昭和の時代に「リンゴの唄」「ちいさい秋みつけた」など、叙情あふれる愛唱歌を多く残した作詞家のサトウハチロー…

西日本新聞

 昭和の時代に「リンゴの唄」「ちいさい秋みつけた」など、叙情あふれる愛唱歌を多く残した作詞家のサトウハチロー。自作に一つだけ嫌いな歌があった。「うれしいひなまつり」である

▼2番の〈お内裏様とおひな様 二人ならんですまし顔〉に難があった。ひな飾りは宮中の結婚式を再現したもの。内裏は御所のことで、男びなと女びなを一対で内裏びなや内裏様と呼ぶ。

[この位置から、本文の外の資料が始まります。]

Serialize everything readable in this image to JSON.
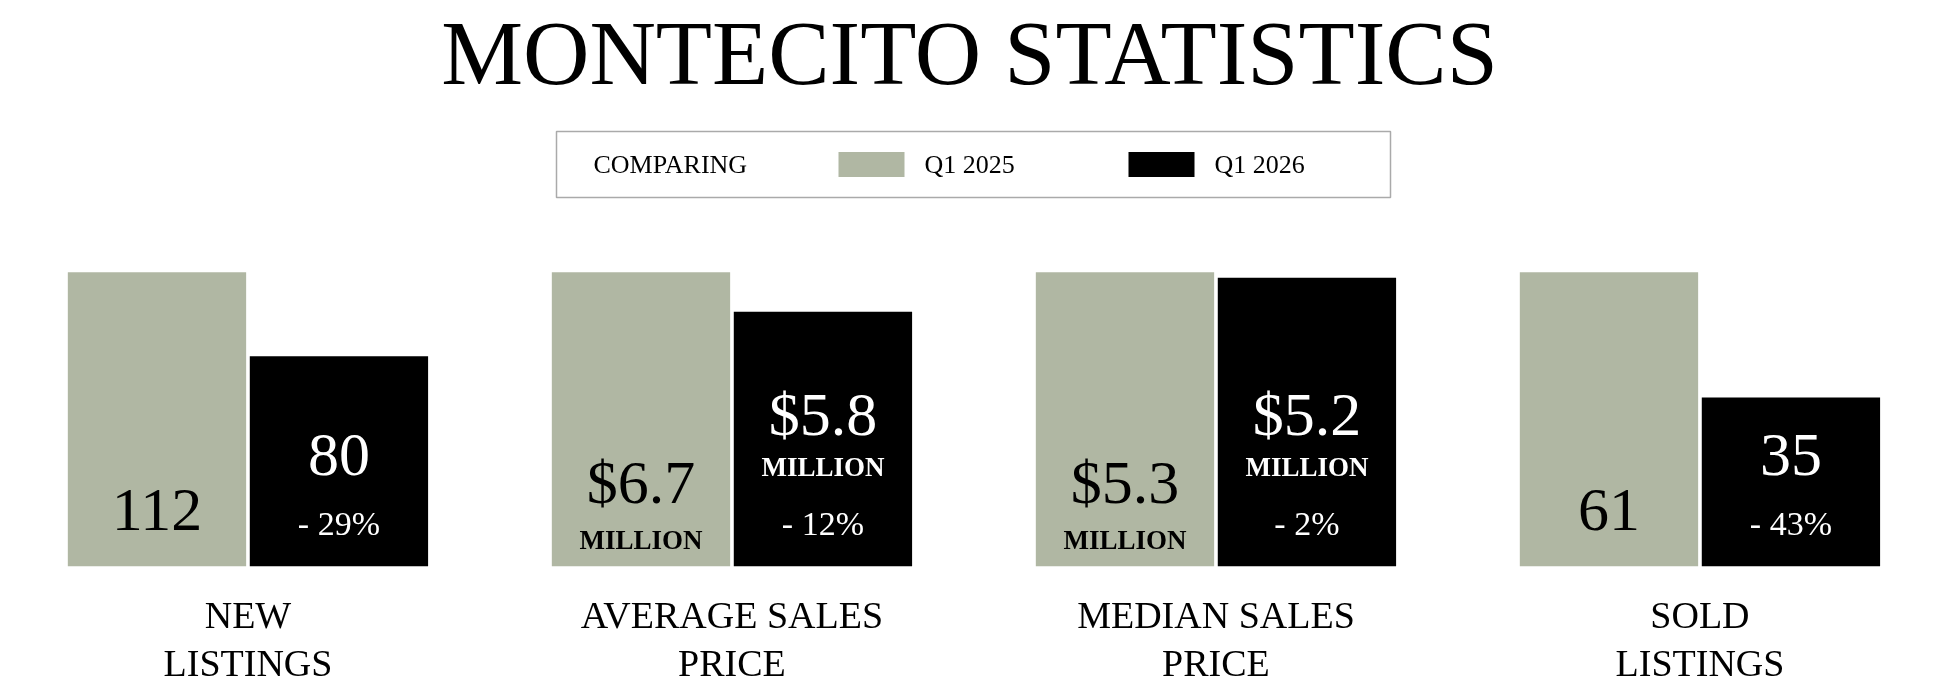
{
  "chart_data": [
    {
      "type": "bar",
      "title": "MONTECITO STATISTICS",
      "legend": "top",
      "legend_title": "COMPARING",
      "categories": [
        null
      ],
      "xlabel": "NEW LISTINGS",
      "annotations": [
        "- 29%"
      ],
      "series": [
        {
          "name": "Q1 2025",
          "color": "#b0b7a3",
          "values": [
            112
          ],
          "value_labels": [
            "112"
          ]
        },
        {
          "name": "Q1 2026",
          "color": "#000000",
          "values": [
            80
          ],
          "value_labels": [
            "80"
          ]
        }
      ]
    },
    {
      "type": "bar",
      "categories": [
        null
      ],
      "xlabel": "AVERAGE SALES PRICE",
      "annotations": [
        "- 12%"
      ],
      "series": [
        {
          "color": "#b0b7a3",
          "values": [
            6.7
          ],
          "value_labels": [
            "$6.7 MILLION"
          ]
        },
        {
          "color": "#000000",
          "values": [
            5.8
          ],
          "value_labels": [
            "$5.8 MILLION"
          ]
        }
      ]
    },
    {
      "type": "bar",
      "categories": [
        null
      ],
      "xlabel": "MEDIAN SALES PRICE",
      "annotations": [
        "- 2%"
      ],
      "series": [
        {
          "color": "#b0b7a3",
          "values": [
            5.3
          ],
          "value_labels": [
            "$5.3 MILLION"
          ]
        },
        {
          "color": "#000000",
          "values": [
            5.2
          ],
          "value_labels": [
            "$5.2 MILLION"
          ]
        }
      ]
    },
    {
      "type": "bar",
      "categories": [
        null
      ],
      "xlabel": "SOLD LISTINGS",
      "annotations": [
        "- 43%"
      ],
      "series": [
        {
          "color": "#b0b7a3",
          "values": [
            61
          ],
          "value_labels": [
            "61"
          ]
        },
        {
          "color": "#000000",
          "values": [
            35
          ],
          "value_labels": [
            "35"
          ]
        }
      ]
    }
  ]
}
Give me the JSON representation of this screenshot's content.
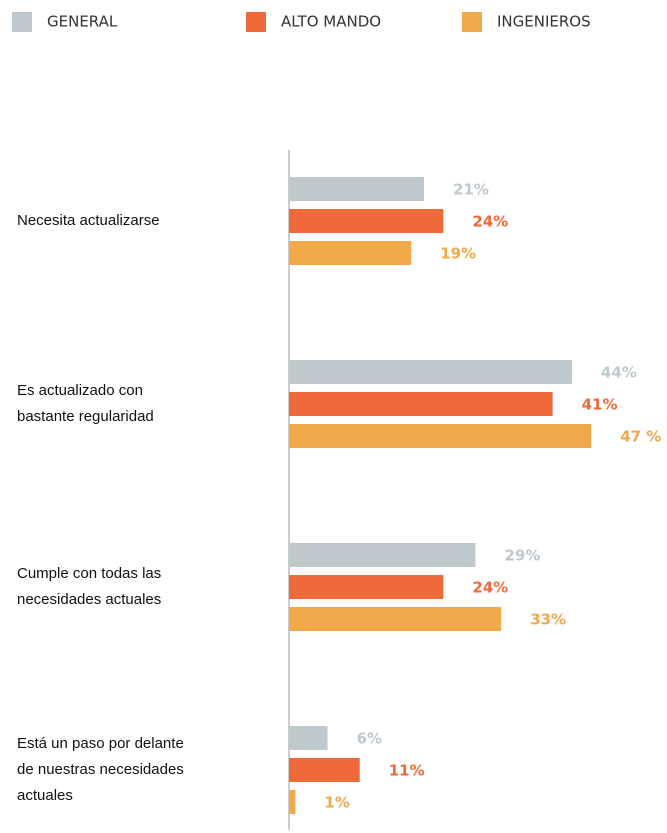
{
  "chart_data": {
    "type": "bar",
    "orientation": "horizontal",
    "categories": [
      [
        "Necesita actualizarse"
      ],
      [
        "Es actualizado con",
        "bastante regularidad"
      ],
      [
        "Cumple con todas las",
        "necesidades actuales"
      ],
      [
        "Está un paso por delante",
        "de nuestras necesidades",
        "actuales"
      ]
    ],
    "series": [
      {
        "name": "GENERAL",
        "color": "#bfc8cc",
        "values": [
          21,
          44,
          29,
          6
        ],
        "value_labels": [
          "21%",
          "44%",
          "29%",
          "6%"
        ]
      },
      {
        "name": "ALTO MANDO",
        "color": "#ee6a3a",
        "values": [
          24,
          41,
          24,
          11
        ],
        "value_labels": [
          "24%",
          "41%",
          "24%",
          "11%"
        ]
      },
      {
        "name": "INGENIEROS",
        "color": "#f0a94b",
        "values": [
          19,
          47,
          33,
          1
        ],
        "value_labels": [
          "19%",
          "47 %",
          "33%",
          "1%"
        ]
      }
    ],
    "legend": "top"
  }
}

さらに言えば、おひな様は三人官女なども含めたひな人形の総称。歌詞は二重に間違っていた

▼誤りを恥じたハチローは「この歌を捨てたい」とまで言ったそうだが、80年以上歌い継がれ、今や日本文化を象徴する名曲だ。男びなをお内裏様と称しても、目くじらを立てることはなかろう

▼九州はひな祭りが盛んで、近年は「ひなの国 九州」という言い方も。箱びな、流しびななど各地域に特徴的な風習が残る。1番手は柳川の「さげもん」か。色鮮やかなまりと細工物を51個つるしている。同じ筑後には厚紙や綿を布でくるみ貼り合わせる「おきあげ」も。麻糸や竹で作る鹿児島の「糸びな」も素朴だ

▼旧産炭地の飯塚でひなの絵を描いた「ひな軸」を見た。ひな壇を買えないヤマ男が娘のためせめてもと、狭い炭鉱住宅の壁に飾ったそうだ

▼立春も過ぎ、ひなの国ではこの連休ごろから催しが花盛り。あかりをつけましょ ぼんぼりに。ハチローならではの雅(みやび)な歌が聞こえてくる。